5. Na afloop van de zitting is de voorzieningenrechter tot de conclusie gekomen dat nader onderzoek niet kan bijdragen aan de beoordeling van de zaak met betrekking tot de EMG. De voorzieningenrechter doet daarom op grond van artikel 8:86 van de Algemene wet bestuursrecht (Awb) ten aanzien van de EMG niet alleen uitspraak op het verzoek om voorlopige voorziening (zaaknummer LEE 22/610), maar ook op het beroep (zaaknummer LEE 22/609).
Ten aanzien van de opgelegde EMG (zaaknummers LEE 22/609 en LEE 22/610)
6. De voorzieningenrechter stelt vast dat niet in geschil is dat verzoeker ten tijde van belang 83 km per uur reed binnen de bebouwde kom en hij daarmee te hard heeft gereden.
7. Indien bij de daartoe aangewezen personen een vermoeden bestaat dat de houder van een rijbewijs niet langer beschikt over de rijvaardigheid of de lichamelijke of geestelijke geschiktheid vereist voor het besturen van een motorrijtuig waarvoor een rijbewijs is afgegeven, dan doen zij daarvan op grond van artikel 130, eerste lid, van de Wegenverkeerswet 1994 (WVW 1994) zo spoedig mogelijk schriftelijk mededeling aan het CBR onder vermelding van de feiten en omstandigheden die aan het vermoeden ten grondslag liggen.
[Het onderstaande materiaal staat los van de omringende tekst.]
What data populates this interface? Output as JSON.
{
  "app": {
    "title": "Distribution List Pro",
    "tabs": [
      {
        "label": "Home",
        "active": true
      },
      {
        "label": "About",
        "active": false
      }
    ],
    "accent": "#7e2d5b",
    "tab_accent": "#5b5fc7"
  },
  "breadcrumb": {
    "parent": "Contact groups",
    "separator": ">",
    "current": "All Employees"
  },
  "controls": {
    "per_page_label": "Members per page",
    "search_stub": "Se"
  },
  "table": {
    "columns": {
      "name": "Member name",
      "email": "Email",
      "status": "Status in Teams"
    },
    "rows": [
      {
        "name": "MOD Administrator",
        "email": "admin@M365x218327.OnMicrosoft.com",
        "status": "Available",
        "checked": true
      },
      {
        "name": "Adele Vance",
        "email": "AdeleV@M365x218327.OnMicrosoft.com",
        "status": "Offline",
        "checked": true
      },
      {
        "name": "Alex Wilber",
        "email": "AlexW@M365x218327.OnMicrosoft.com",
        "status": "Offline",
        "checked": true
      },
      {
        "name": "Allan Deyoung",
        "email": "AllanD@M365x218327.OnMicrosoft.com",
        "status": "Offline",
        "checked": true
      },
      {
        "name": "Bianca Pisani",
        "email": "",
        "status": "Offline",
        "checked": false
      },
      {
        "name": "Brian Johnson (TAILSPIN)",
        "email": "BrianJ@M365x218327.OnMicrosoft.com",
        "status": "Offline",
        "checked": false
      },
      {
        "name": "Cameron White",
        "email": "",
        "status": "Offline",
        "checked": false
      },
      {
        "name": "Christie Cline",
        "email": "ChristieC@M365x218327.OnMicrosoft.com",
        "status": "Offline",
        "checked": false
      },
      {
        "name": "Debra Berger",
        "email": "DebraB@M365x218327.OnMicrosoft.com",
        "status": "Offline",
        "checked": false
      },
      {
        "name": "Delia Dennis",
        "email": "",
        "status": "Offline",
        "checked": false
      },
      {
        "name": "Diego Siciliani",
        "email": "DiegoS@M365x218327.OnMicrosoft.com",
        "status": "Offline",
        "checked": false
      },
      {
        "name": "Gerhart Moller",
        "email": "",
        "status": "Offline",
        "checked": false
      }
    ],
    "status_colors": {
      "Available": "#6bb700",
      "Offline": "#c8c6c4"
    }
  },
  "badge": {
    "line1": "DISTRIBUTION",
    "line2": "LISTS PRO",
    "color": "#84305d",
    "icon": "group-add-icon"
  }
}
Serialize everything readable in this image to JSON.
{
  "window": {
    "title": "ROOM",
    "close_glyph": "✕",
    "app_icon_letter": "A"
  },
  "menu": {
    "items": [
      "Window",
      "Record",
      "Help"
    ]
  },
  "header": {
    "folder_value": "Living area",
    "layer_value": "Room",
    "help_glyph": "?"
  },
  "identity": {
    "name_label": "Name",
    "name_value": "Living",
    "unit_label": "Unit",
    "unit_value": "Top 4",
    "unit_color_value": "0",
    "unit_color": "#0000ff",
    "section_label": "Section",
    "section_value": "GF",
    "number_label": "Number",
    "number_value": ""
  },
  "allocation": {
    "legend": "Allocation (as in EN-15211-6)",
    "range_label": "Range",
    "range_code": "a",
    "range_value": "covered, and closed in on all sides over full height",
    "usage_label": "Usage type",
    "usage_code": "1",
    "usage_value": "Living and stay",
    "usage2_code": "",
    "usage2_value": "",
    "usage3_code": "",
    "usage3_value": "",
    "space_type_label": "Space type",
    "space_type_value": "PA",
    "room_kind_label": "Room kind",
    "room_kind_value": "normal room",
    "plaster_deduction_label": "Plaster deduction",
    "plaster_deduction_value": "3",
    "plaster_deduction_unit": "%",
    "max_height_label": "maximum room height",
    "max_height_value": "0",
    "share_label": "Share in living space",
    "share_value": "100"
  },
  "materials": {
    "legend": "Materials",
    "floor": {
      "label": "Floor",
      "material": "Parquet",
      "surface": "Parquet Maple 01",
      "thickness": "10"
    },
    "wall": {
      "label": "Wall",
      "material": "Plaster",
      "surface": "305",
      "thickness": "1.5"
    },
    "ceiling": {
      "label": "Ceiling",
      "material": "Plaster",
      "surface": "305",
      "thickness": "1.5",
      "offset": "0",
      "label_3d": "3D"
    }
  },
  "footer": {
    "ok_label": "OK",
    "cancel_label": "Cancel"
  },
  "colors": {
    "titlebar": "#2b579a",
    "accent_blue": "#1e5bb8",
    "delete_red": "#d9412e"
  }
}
Indien een schriftelijke mededeling als bedoeld in artikel 130, eerste lid, is gedaan, besluit het CBR in de bij ministeriële regeling aangewezen gevallen tot oplegging van een educatieve maatregel ter bevordering van de rijvaardigheid of geschiktheid. Dit volgt uit artikel 131, aanhef en onder a, van de WVW 1994.
8. Op grond van artikel 14, eerste lid, aanhef en onder a, van de Regeling maatregelen rijvaardigheid en geschiktheid 2011 (de Regeling) besluit verweerder tot oplegging van een educatieve maatregel gedrag en verkeer indien betrokkene tijdens een rit herhaaldelijk gedragingen heeft verricht als genoemd in de bij deze regeling behorende bijlage 1, onder A, onderdeel III, Rijgedrag.
Bijlage 1, onder A, onderdeel III, Rijgedrag, onder 3, vermeld voor zover relevant het volgende: Incorrect samenspel met andere verkeersdeelnemers in het verkeer, dat blijkt uit:
d) op te korte afstand volgen van voorliggers;
Bijlage 1, onder A, onderdeel III, Rijgedrag, onder 4, vermeld voor zover hier relevant het volgende: Duidelijk een gedrag tentoonspreiden dat in strijd is met de essentiële verkeersregels en verkeerstekens ter zake van:
h. het als bestuurder van een motorrijtuig, niet zijnde een bromfiets, overschrijden van de toegestane maximumsnelheid met 50 kilometer of meer op wegen binnen de bebouwde kom;
i. het als bestuurder van een motorrijtuig overschrijden van de toegestane maximumsnelheid met 31 kilometer of meer op wegen binnen de bebouwde kom bij wegwerkzaamheden.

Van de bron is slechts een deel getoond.